South Africa’s inflation rate held steady near the ceiling of the central bank’s target range on the eve of what’s expected to be the biggest interest-rate hike in more than six years.
Annual inflation was 5.9% in April, unchanged from the prior month, Statistics South Africa said Wednesday in a statement on its website. That matched the median of 13 economists’ estimates in a Bloomberg survey.
While the South African Reserve Bank officially targets inflation in a band of 3% to 6%, its monetary policy committee prefers to anchor expectations close to the midpoint of the range.
The rate of price-growth, stoked by record-high fuel prices and rising food costs, has topped 4.5% for a full year, with the breach of the ceiling of the official target now creating room for an aggressive rate hike on Thursday.
After lifting borrowing costs by 25 basis points at each of its last three meetings to 4.25%, the monetary policy committee is expected to up the pace of tightening this week.
That’s as inflationary risks posed by a weaker rand and more hawkish stances by the US Federal Reserve and European Central Bank reduce the appeal of local assets for offshore investors, outweighing concerns about the deterioration in domestic economic growth prospects.
Of the 20 economists in a Bloomberg survey, 15 predict a half-percentage point increase, with the remainder expecting a smaller 25 basis-point hike.

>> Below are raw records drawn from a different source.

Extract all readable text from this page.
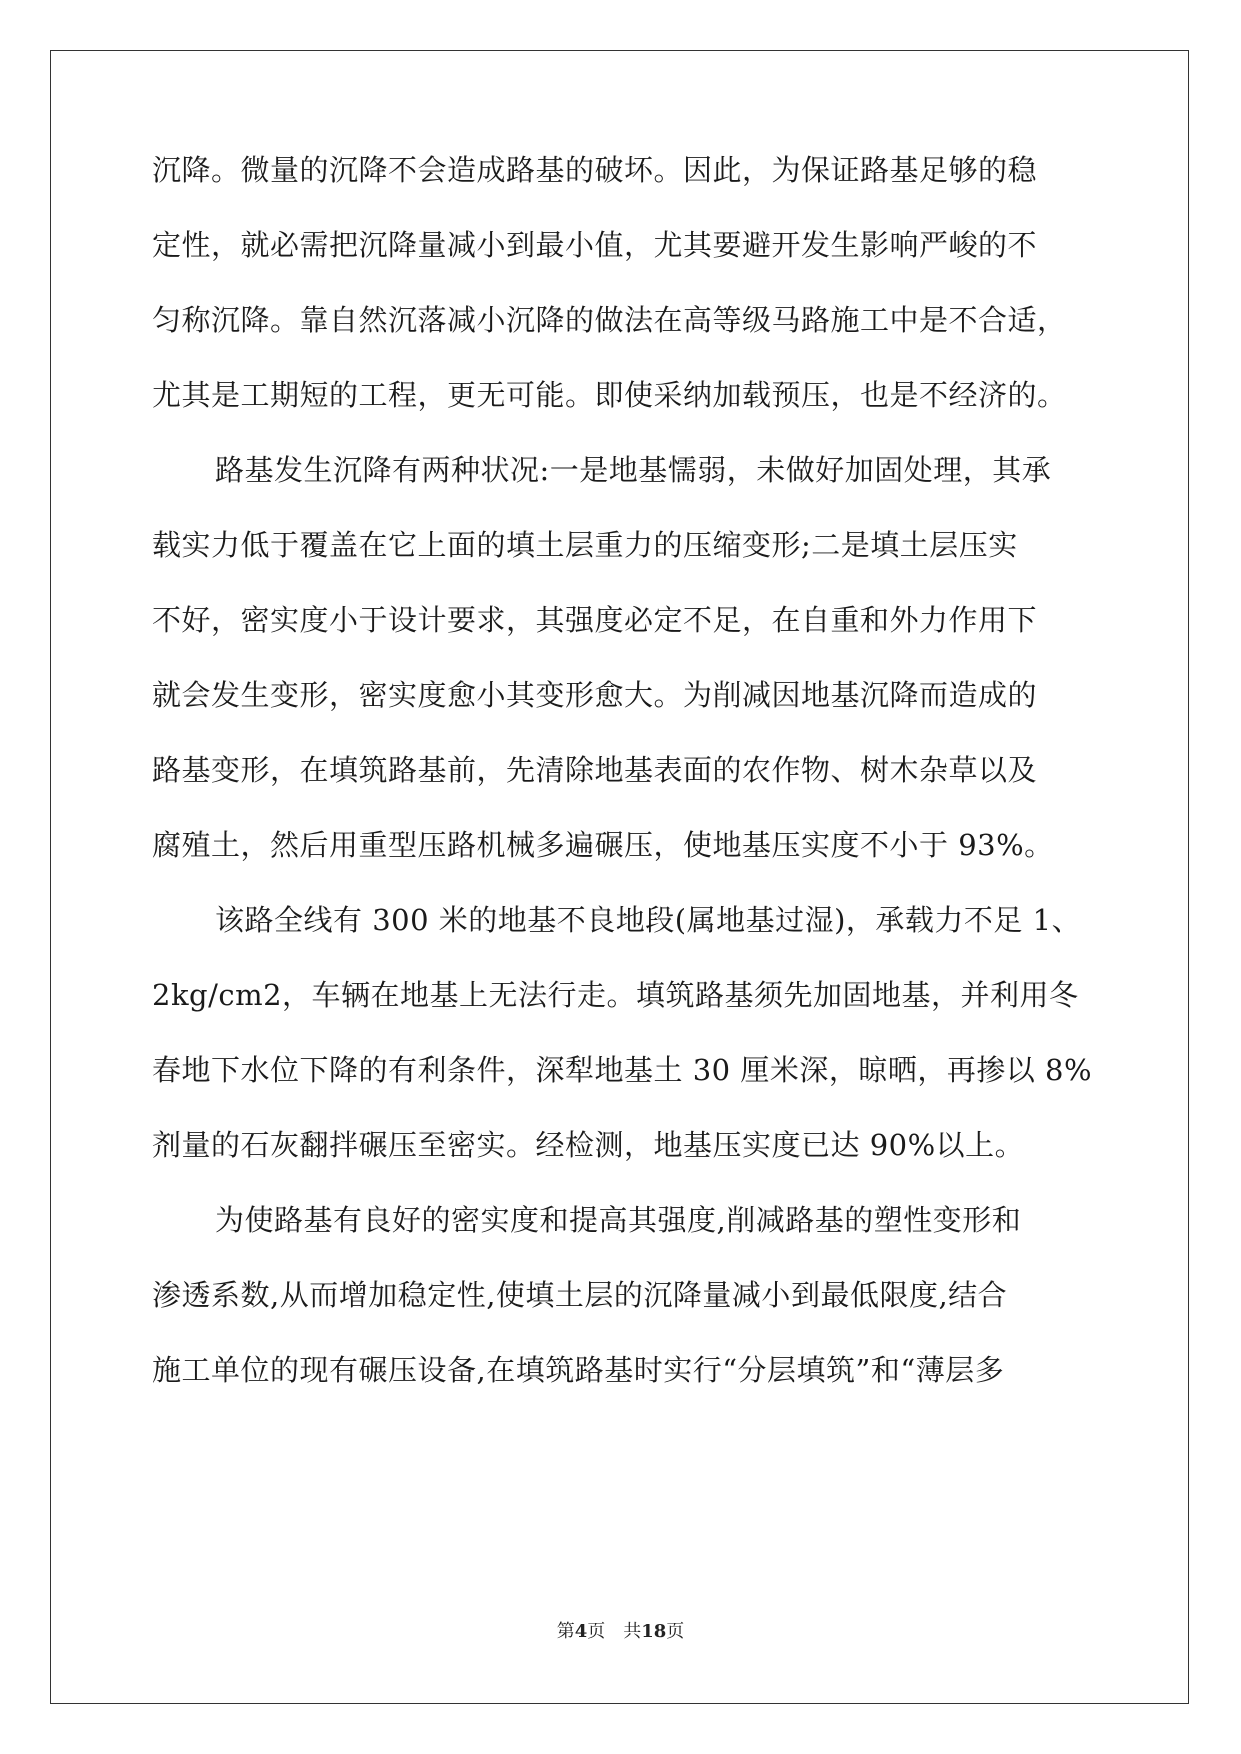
沉降。微量的沉降不会造成路基的破坏。因此，为保证路基足够的稳
定性，就必需把沉降量减小到最小值，尤其要避开发生影响严峻的不
匀称沉降。靠自然沉落减小沉降的做法在高等级马路施工中是不合适，
尤其是工期短的工程，更无可能。即使采纳加载预压，也是不经济的。
路基发生沉降有两种状况:一是地基懦弱，未做好加固处理，其承
载实力低于覆盖在它上面的填土层重力的压缩变形;二是填土层压实
不好，密实度小于设计要求，其强度必定不足，在自重和外力作用下
就会发生变形，密实度愈小其变形愈大。为削减因地基沉降而造成的
路基变形，在填筑路基前，先清除地基表面的农作物、树木杂草以及
腐殖土，然后用重型压路机械多遍碾压，使地基压实度不小于 93%。
该路全线有 300 米的地基不良地段(属地基过湿)，承载力不足 1、
2kg/cm2，车辆在地基上无法行走。填筑路基须先加固地基，并利用冬
春地下水位下降的有利条件，深犁地基土 30 厘米深，晾晒，再掺以 8%
剂量的石灰翻拌碾压至密实。经检测，地基压实度已达 90%以上。
为使路基有良好的密实度和提高其强度,削减路基的塑性变形和
渗透系数,从而增加稳定性,使填土层的沉降量减小到最低限度,结合
施工单位的现有碾压设备,在填筑路基时实行“分层填筑”和“薄层多
第4页　共18页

Forward-rate agreements starting in one month, used to speculate on borrowing costs, are fully pricing in a quarter-point increase, and have put the odds of a 50 basis-point move at almost 90%.
The implied policy rate path of the central bank’s quarterly projection model, which the MPC uses as a guide, last indicated a repurchase rate of 5.06% by year-end.
At the time, the Reserve Bank saw the economy growing by 2% in 2022 – a forecast that’s likely to be revised lower after deadly floods wreaked havoc in the KwaZulu-Natal province — the second-largest contributor to the nation’s gross domestic product – and the resumption of rolling power blackouts.